ObPose is an unsupervised 3D scene inference and generation model that learns object-centric representations by disentangling object location and appearance, leveraging pose as an inductive bias, and modeling scenes as compositions of NeRFs.

Contribution

ObPose introduces a novel unsupervised approach that uses pose as an inductive bias and voxelised NeRF approximations for object-centric 3D scene inference and generation.

Findings

Outperforms state-of-the-art in 3D scene inference on multiple datasets

Enables flexible scene editing and novel scene generation

Validates key design choices through ablation studies

Abstract

We present ObPose, an unsupervised object-centric inference and generation model which learns 3D-structured latent representations from RGB-D scenes. Inspired by prior art in 2D representation learning, ObPose considers a factorised latent space, separately encoding object location (where) and appearance (what).
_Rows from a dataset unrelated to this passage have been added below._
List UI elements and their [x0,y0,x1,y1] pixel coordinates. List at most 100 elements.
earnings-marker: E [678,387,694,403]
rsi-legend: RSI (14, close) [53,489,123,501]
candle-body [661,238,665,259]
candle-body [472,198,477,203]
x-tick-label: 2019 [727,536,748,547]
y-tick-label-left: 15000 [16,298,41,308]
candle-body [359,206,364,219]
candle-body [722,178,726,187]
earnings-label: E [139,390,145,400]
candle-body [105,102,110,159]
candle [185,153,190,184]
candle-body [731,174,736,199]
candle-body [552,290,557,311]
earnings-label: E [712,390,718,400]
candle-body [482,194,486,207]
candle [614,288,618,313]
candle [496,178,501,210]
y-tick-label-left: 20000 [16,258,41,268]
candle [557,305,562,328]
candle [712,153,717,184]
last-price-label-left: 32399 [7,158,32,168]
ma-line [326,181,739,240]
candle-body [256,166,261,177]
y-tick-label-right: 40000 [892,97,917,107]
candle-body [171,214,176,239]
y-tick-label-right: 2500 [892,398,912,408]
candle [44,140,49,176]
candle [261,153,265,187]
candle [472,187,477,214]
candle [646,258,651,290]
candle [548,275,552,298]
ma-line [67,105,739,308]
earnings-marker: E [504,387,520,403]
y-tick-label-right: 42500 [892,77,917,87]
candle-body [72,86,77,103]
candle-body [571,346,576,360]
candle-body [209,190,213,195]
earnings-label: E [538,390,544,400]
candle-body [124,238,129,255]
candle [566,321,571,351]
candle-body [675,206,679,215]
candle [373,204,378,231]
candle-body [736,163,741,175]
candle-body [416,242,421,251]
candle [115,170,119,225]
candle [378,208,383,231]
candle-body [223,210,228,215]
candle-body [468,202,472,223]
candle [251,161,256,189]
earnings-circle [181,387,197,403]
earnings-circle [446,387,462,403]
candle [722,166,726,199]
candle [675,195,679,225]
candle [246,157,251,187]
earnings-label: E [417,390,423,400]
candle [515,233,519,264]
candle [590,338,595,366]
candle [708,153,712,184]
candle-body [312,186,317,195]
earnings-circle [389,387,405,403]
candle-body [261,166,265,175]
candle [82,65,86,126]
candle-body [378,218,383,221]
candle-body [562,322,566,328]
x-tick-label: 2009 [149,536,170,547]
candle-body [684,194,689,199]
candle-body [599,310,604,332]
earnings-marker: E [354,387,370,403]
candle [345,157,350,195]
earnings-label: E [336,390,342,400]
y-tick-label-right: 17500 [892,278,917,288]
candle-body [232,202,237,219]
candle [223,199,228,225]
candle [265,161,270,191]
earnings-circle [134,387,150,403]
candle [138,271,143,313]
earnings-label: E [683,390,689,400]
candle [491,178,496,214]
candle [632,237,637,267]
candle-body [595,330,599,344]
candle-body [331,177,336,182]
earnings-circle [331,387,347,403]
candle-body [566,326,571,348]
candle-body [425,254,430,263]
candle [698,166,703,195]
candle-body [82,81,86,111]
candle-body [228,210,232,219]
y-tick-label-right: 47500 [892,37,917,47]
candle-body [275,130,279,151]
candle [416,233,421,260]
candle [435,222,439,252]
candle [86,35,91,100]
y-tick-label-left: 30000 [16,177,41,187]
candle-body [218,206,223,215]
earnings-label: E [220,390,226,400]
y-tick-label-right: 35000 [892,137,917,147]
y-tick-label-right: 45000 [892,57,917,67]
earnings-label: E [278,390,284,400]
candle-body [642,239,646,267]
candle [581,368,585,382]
ObPose further leverages an object's pose (i.e. location and orientation), defined via a minimum volume principle, as a novel inductive bias for learning the where component. To achieve this, we propose an efficient, voxelised approximation approach to recover the object shape directly from a neural radiance field (NeRF). As a consequence, ObPose models each scene as a composition of NeRFs, richly representing individual objects. To evaluate the quality of the learned representations, ObPose is evaluated quantitatively on the YCB, MultiShapeNet, and CLEVR datatasets for unsupervised scene segmentation, outperforming the current state-of-the-art in 3D scene inference (ObSuRF) by a significant margin. Generative results provide qualitative demonstration that the same ObPose model can both generate novel scenes and flexibly edit the objects in them. These capacities again reflect the quality of the learned latents and the benefits of disentangling the where and what components of a scene. Key design choices made in the ObPose encoder are validated with ablations.